The state senate is taking dead aim at a small town known as Missouri’s worst speed trap.

The senate has passed a revision of the Mack’s Creek law, the law that broke the small town near the Lake of the Ozarks that lived on traffic fines. The new target is Foristell, a little town on Interstate 70 divided by the St. Charles-Warren County line. Senator John Griesheimer of Washington calls it “worse than an embarrassment to the state” and says it gives a black eye to every small town in the state.

“Just trying to do my part for good government,” says Griesheimer, who admits he’s had the community in his sights since his brother was stopped while driving a truck through the town a decade ago. Griesheimer says Foristell’s police hassled his brother.
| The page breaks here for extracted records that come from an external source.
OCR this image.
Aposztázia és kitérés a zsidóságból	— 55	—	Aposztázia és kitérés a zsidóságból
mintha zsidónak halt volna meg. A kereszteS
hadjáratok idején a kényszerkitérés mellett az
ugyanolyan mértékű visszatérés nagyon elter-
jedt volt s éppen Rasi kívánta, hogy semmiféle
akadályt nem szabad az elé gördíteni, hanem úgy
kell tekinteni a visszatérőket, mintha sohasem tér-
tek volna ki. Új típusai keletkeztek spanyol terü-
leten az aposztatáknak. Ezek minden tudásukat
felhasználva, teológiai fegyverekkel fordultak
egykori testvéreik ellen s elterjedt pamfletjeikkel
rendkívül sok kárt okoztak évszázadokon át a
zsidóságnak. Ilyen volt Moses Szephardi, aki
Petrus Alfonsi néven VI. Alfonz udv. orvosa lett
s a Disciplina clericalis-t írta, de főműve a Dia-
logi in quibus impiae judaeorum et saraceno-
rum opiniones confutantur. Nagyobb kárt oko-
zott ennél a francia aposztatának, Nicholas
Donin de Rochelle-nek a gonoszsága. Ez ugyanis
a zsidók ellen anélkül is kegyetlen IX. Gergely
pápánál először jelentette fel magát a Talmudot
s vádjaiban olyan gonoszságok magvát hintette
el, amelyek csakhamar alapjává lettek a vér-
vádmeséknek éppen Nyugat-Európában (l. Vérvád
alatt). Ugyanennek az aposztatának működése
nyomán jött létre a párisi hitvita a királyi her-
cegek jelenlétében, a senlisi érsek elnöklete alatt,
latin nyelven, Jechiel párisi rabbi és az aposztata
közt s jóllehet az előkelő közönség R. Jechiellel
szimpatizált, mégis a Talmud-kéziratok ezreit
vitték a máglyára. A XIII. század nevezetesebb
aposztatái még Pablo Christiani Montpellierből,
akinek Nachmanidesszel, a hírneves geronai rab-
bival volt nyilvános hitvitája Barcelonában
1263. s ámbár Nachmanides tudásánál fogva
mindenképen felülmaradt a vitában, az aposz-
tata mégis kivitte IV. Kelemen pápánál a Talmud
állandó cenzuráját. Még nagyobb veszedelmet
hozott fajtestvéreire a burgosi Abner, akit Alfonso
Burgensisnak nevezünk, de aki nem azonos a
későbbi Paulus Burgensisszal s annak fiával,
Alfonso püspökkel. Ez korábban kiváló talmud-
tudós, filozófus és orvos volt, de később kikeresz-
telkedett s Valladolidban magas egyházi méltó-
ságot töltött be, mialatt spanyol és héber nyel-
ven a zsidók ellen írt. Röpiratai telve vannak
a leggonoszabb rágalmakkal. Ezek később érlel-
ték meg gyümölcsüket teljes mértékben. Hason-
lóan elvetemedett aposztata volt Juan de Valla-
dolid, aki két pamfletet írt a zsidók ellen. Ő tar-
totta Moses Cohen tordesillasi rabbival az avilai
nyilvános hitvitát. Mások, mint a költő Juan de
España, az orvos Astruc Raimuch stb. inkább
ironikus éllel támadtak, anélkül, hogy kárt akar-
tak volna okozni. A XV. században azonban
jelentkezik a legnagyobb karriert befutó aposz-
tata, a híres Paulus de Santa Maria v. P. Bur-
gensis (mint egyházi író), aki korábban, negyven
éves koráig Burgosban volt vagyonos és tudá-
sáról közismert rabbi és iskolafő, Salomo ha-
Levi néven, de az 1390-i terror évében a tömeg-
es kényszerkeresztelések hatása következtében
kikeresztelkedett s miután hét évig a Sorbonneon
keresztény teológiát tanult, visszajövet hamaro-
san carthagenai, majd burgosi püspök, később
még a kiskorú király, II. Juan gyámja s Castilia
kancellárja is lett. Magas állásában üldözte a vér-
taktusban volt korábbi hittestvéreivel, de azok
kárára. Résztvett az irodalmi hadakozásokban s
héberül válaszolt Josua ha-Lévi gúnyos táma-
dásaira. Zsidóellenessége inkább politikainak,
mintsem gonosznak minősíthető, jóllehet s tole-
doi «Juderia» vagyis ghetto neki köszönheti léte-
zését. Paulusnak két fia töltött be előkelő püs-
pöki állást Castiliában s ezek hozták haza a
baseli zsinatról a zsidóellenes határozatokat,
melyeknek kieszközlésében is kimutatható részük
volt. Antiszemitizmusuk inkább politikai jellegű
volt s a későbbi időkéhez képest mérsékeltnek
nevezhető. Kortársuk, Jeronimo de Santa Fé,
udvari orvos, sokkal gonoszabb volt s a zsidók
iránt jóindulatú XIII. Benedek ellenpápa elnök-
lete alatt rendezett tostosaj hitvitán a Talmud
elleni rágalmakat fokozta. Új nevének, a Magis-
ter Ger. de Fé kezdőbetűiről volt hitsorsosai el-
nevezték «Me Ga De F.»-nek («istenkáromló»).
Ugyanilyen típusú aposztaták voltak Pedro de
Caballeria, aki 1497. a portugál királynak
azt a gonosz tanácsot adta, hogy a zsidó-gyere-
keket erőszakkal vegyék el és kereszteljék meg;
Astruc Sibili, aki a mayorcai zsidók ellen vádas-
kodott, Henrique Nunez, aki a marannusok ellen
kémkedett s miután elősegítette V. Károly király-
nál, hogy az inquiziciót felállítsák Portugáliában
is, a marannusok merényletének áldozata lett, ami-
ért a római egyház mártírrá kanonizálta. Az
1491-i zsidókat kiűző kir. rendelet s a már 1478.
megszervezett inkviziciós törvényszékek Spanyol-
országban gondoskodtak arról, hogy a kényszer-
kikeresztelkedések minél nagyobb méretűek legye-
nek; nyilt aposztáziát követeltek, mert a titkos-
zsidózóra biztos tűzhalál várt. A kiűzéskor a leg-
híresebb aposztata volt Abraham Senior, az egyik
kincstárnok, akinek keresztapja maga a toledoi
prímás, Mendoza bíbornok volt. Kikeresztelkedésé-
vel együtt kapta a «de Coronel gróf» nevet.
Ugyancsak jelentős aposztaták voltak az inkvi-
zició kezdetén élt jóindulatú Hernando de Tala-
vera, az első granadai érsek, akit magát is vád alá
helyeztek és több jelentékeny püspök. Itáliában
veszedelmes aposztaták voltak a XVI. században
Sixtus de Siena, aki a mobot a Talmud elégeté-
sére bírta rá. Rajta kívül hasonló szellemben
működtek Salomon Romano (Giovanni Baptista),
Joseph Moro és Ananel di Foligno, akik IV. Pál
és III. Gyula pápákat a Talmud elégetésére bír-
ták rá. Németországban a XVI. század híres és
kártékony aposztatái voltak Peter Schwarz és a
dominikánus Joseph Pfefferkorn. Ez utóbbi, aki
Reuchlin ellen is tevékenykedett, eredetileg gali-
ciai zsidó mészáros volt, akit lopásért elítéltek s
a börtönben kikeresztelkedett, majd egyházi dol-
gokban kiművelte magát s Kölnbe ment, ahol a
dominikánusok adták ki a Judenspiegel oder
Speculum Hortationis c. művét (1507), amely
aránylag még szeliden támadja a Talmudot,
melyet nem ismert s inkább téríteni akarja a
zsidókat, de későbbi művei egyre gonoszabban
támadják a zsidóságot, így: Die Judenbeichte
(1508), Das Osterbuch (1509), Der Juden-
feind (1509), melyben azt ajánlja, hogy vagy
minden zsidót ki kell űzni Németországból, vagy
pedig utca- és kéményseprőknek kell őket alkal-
Griesheimer’s hometown newspaper, the Washington Missourian, notes that the town of 350 has seven fulltime policemen and eight reserve officers, plus a police chief…..who wrote 32-hundred tickets in 2006, generating 285-thousand dollars revenue for the city. The National Motorists Association says Foristell is Missouri’s number one speed trap. Its city manager has told the Missourian that the city stands by what the police officers do.

The bill headed to the House say Foristell cannot generate more than 35 percent of the community’s income through traffic tickets. Some lawmakers hope the House changes the law to make it apply to all small towns in Missouri.